Falls are widely regarded as the primary cause of workplace injuries and fatalities. Accordingly, on Nov. 17, OSHA took steps to reduce injuries and fatalities by updating its general industry Walking-Working Surfaces standards specific to slip, trip and fall hazards. The rule becomes effective on Jan. 17, 2017.
OSHA’s new fall guidelines
At their core, the new guidelines aim to allow employers to use fall protection methods that make the most sense for them, providing a wider range of options to keep employees safe in the workplace. When combined, these guidelines create a situation in which:
- Personal fall prevention strategies can be more easily customized based on specific environments.

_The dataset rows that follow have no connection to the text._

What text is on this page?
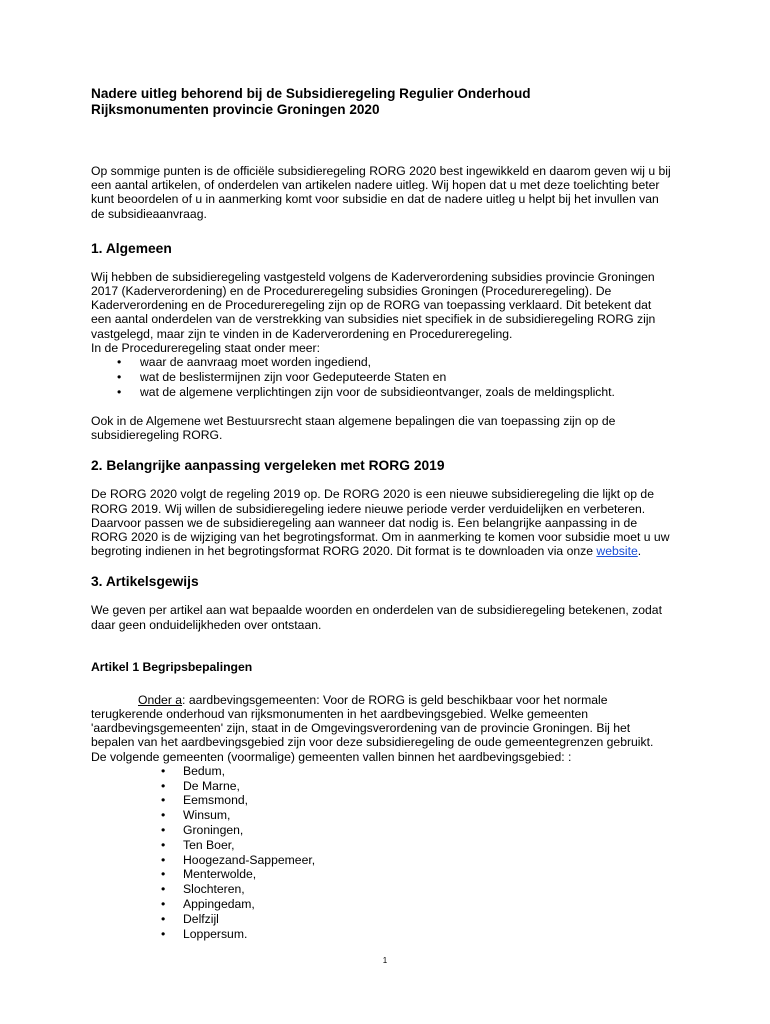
Nadere uitleg behorend bij de Subsidieregeling Regulier Onderhoud
Rijksmonumenten provincie Groningen 2020

Op sommige punten is de officiële subsidieregeling RORG 2020 best ingewikkeld en daarom geven wij u bij een aantal artikelen, of onderdelen van artikelen nadere uitleg. Wij hopen dat u met deze toelichting beter kunt beoordelen of u in aanmerking komt voor subsidie en dat de nadere uitleg u helpt bij het invullen van de subsidieaanvraag.

1. Algemeen

Wij hebben de subsidieregeling vastgesteld volgens de Kaderverordening subsidies provincie Groningen 2017 (Kaderverordening) en de Procedureregeling subsidies Groningen (Procedureregeling). De Kaderverordening en de Procedureregeling zijn op de RORG van toepassing verklaard. Dit betekent dat een aantal onderdelen van de verstrekking van subsidies niet specifiek in de subsidieregeling RORG zijn vastgelegd, maar zijn te vinden in de Kaderverordening en Procedureregeling.

In de Procedureregeling staat onder meer:

• waar de aanvraag moet worden ingediend,
• wat de beslistermijnen zijn voor Gedeputeerde Staten en
• wat de algemene verplichtingen zijn voor de subsidieontvanger, zoals de meldingsplicht.

Ook in de Algemene wet Bestuursrecht staan algemene bepalingen die van toepassing zijn op de subsidieregeling RORG.

2. Belangrijke aanpassing vergeleken met RORG 2019

De RORG 2020 volgt de regeling 2019 op. De RORG 2020 is een nieuwe subsidieregeling die lijkt op de RORG 2019. Wij willen de subsidieregeling iedere nieuwe periode verder verduidelijken en verbeteren. Daarvoor passen we de subsidieregeling aan wanneer dat nodig is. Een belangrijke aanpassing in de RORG 2020 is de wijziging van het begrotingsformat. Om in aanmerking te komen voor subsidie moet u uw begroting indienen in het begrotingsformat RORG 2020. Dit format is te downloaden via onze website.

3. Artikelsgewijs

We geven per artikel aan wat bepaalde woorden en onderdelen van de subsidieregeling betekenen, zodat daar geen onduidelijkheden over ontstaan.

Artikel 1 Begripsbepalingen

Onder a: aardbevingsgemeenten: Voor de RORG is geld beschikbaar voor het normale terugkerende onderhoud van rijksmonumenten in het aardbevingsgebied. Welke gemeenten 'aardbevingsgemeenten' zijn, staat in de Omgevingsverordening van de provincie Groningen. Bij het bepalen van het aardbevingsgebied zijn voor deze subsidieregeling de oude gemeentegrenzen gebruikt. De volgende gemeenten (voormalige) gemeenten vallen binnen het aardbevingsgebied: :

• Bedum,
• De Marne,
• Eemsmond,
• Winsum,
• Groningen,
• Ten Boer,
• Hoogezand-Sappemeer,
• Menterwolde,
• Slochteren,
• Appingedam,
• Delfzijl
• Loppersum.
1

- Construction professionals that work in multiple industries – which is fairly common – don’t have to worry about disparate rules across different settings.
- Rope descent systems can be used from up to 300 feet above lower levels.

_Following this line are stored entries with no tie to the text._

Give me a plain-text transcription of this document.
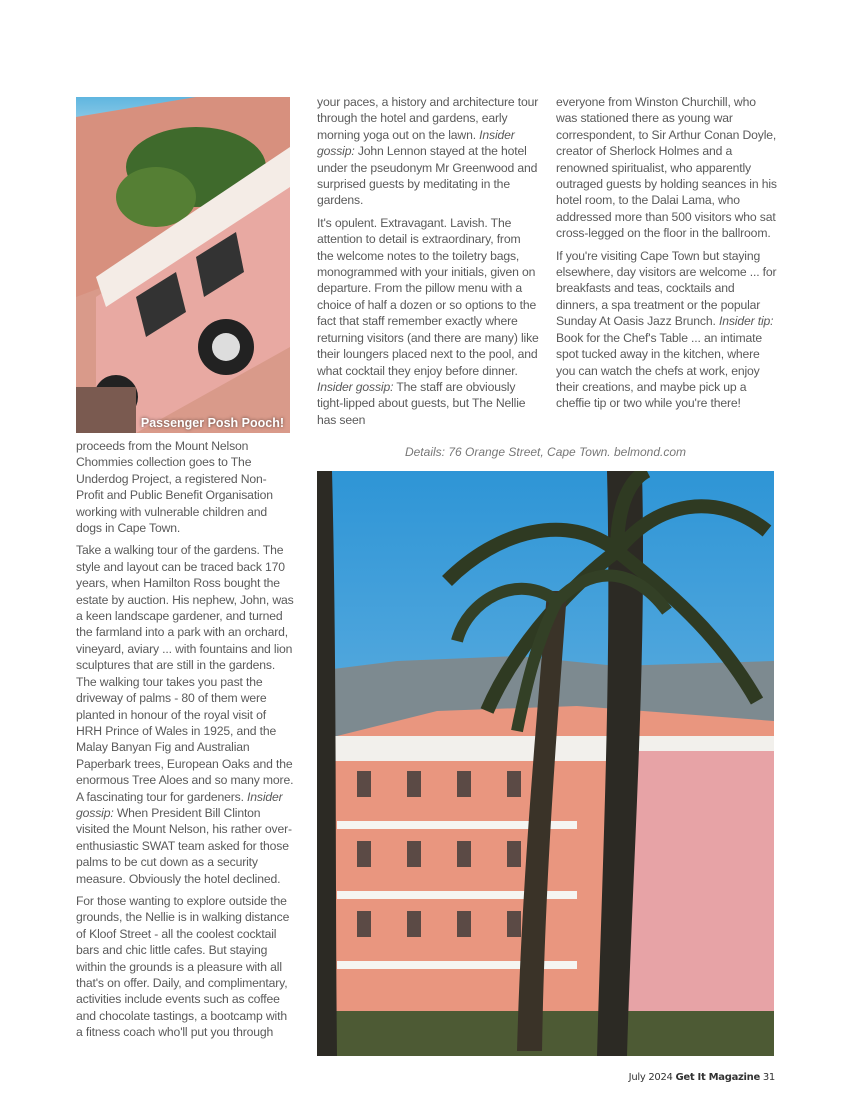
Passenger Posh Pooch!

proceeds from the Mount Nelson Chommies collection goes to The Underdog Project, a registered Non-Profit and Public Benefit Organisation working with vulnerable children and dogs in Cape Town.

Take a walking tour of the gardens. The style and layout can be traced back 170 years, when Hamilton Ross bought the estate by auction. His nephew, John, was a keen landscape gardener, and turned the farmland into a park with an orchard, vineyard, aviary ... with fountains and lion sculptures that are still in the gardens. The walking tour takes you past the driveway of palms - 80 of them were planted in honour of the royal visit of HRH Prince of Wales in 1925, and the Malay Banyan Fig and Australian Paperbark trees, European Oaks and the enormous Tree Aloes and so many more. A fascinating tour for gardeners. Insider gossip: When President Bill Clinton visited the Mount Nelson, his rather over-enthusiastic SWAT team asked for those palms to be cut down as a security measure. Obviously the hotel declined.

For those wanting to explore outside the grounds, the Nellie is in walking distance of Kloof Street - all the coolest cocktail bars and chic little cafes. But staying within the grounds is a pleasure with all that's on offer. Daily, and complimentary, activities include events such as coffee and chocolate tastings, a bootcamp with a fitness coach who'll put you through

your paces, a history and architecture tour through the hotel and gardens, early morning yoga out on the lawn. Insider gossip: John Lennon stayed at the hotel under the pseudonym Mr Greenwood and surprised guests by meditating in the gardens.

It's opulent. Extravagant. Lavish. The attention to detail is extraordinary, from the welcome notes to the toiletry bags, monogrammed with your initials, given on departure. From the pillow menu with a choice of half a dozen or so options to the fact that staff remember exactly where returning visitors (and there are many) like their loungers placed next to the pool, and what cocktail they enjoy before dinner. Insider gossip: The staff are obviously tight-lipped about guests, but The Nellie has seen

everyone from Winston Churchill, who was stationed there as young war correspondent, to Sir Arthur Conan Doyle, creator of Sherlock Holmes and a renowned spiritualist, who apparently outraged guests by holding seances in his hotel room, to the Dalai Lama, who addressed more than 500 visitors who sat cross-legged on the floor in the ballroom.

If you're visiting Cape Town but staying elsewhere, day visitors are welcome ... for breakfasts and teas, cocktails and dinners, a spa treatment or the popular Sunday At Oasis Jazz Brunch. Insider tip: Book for the Chef's Table ... an intimate spot tucked away in the kitchen, where you can watch the chefs at work, enjoy their creations, and maybe pick up a cheffie tip or two while you're there!

Details: 76 Orange Street, Cape Town. belmond.com
July 2024 Get It Magazine 31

- Employee training on fall protection and supporting equipment is mandatory.
- Body belts are prohibited as part of personal fall prevention strategies.

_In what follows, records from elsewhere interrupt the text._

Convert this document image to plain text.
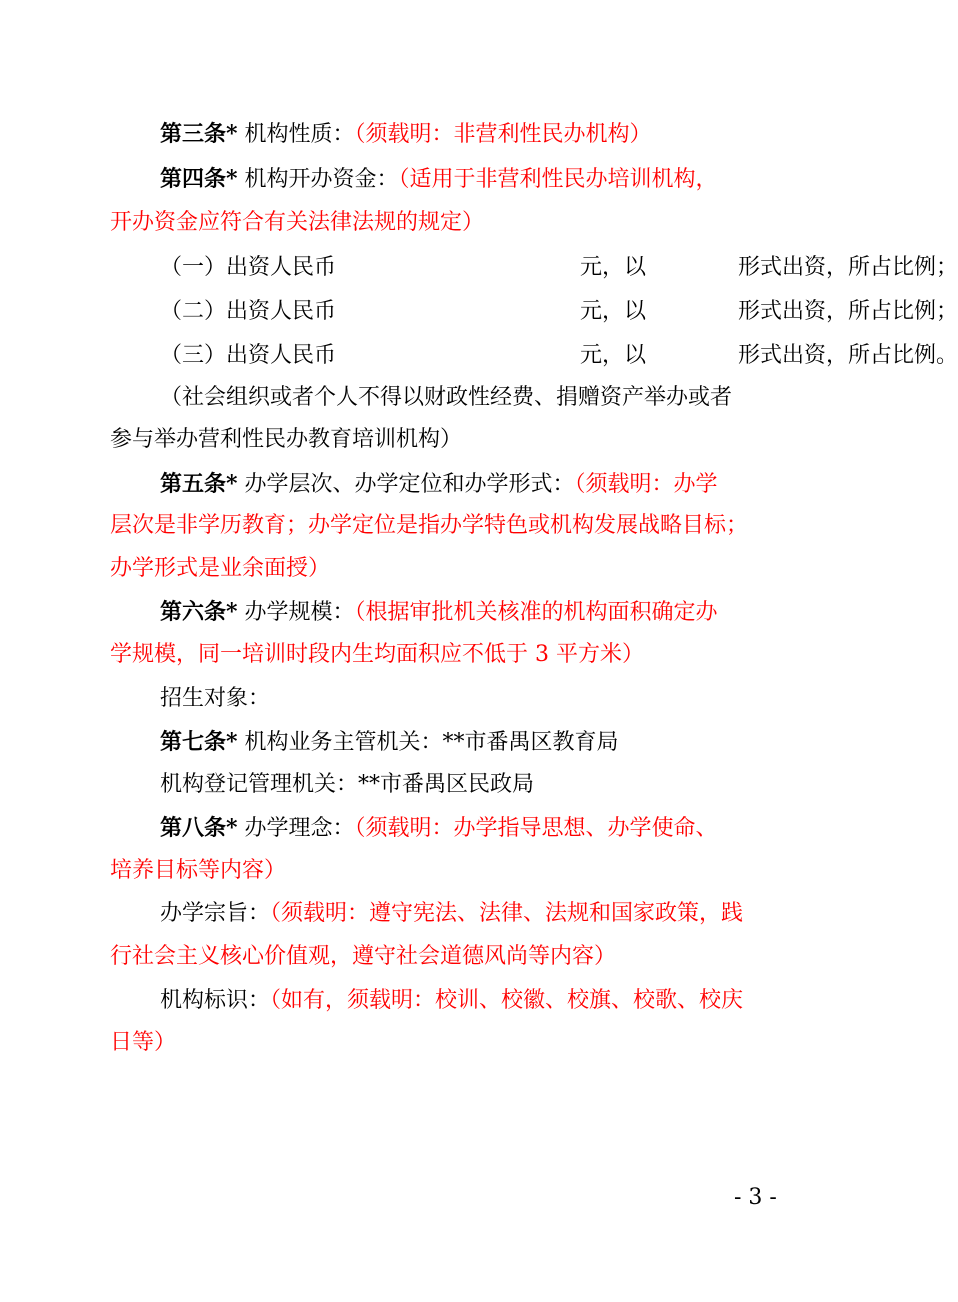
第三条* 机构性质：（须载明：非营利性民办机构）
第四条* 机构开办资金：（适用于非营利性民办培训机构，
开办资金应符合有关法律法规的规定）
（一）出资人民币	元，以	形式出资，所占比例；
（二）出资人民币	元，以	形式出资，所占比例；
（三）出资人民币	元，以	形式出资，所占比例。
（社会组织或者个人不得以财政性经费、捐赠资产举办或者
参与举办营利性民办教育培训机构）
第五条* 办学层次、办学定位和办学形式：（须载明：办学
层次是非学历教育；办学定位是指办学特色或机构发展战略目标；
办学形式是业余面授）
第六条* 办学规模：（根据审批机关核准的机构面积确定办
学规模，同一培训时段内生均面积应不低于 3 平方米）
招生对象：
第七条* 机构业务主管机关：**市番禺区教育局
机构登记管理机关：**市番禺区民政局
第八条* 办学理念：（须载明：办学指导思想、办学使命、
培养目标等内容）
办学宗旨：（须载明：遵守宪法、法律、法规和国家政策，践
行社会主义核心价值观，遵守社会道德风尚等内容）
机构标识：（如有，须载明：校训、校徽、校旗、校歌、校庆
日等）
- 3 -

Implications of OSHA’s plans
OSHA expects the update to general industry Walking-Working Surfaces standards specific to fall hazards to have a major positive impact on worker protection. Current estimates expect the updated regulations to save 29 lives annually while preventing approximately 5,842 injuries each year. David Michaels, assistant secretary of labor for Occupational Safety and Health, pointed out that OSHA expects the final rule to help employers take advantage of modern technologies.
“The final rule will increase workplace protection from those hazards, especially fall hazards, which are a leading cause of worker deaths and injuries,” said Michaels. “OSHA believes advances in technology and greater flexibility will reduce worker deaths and injuries from falls.”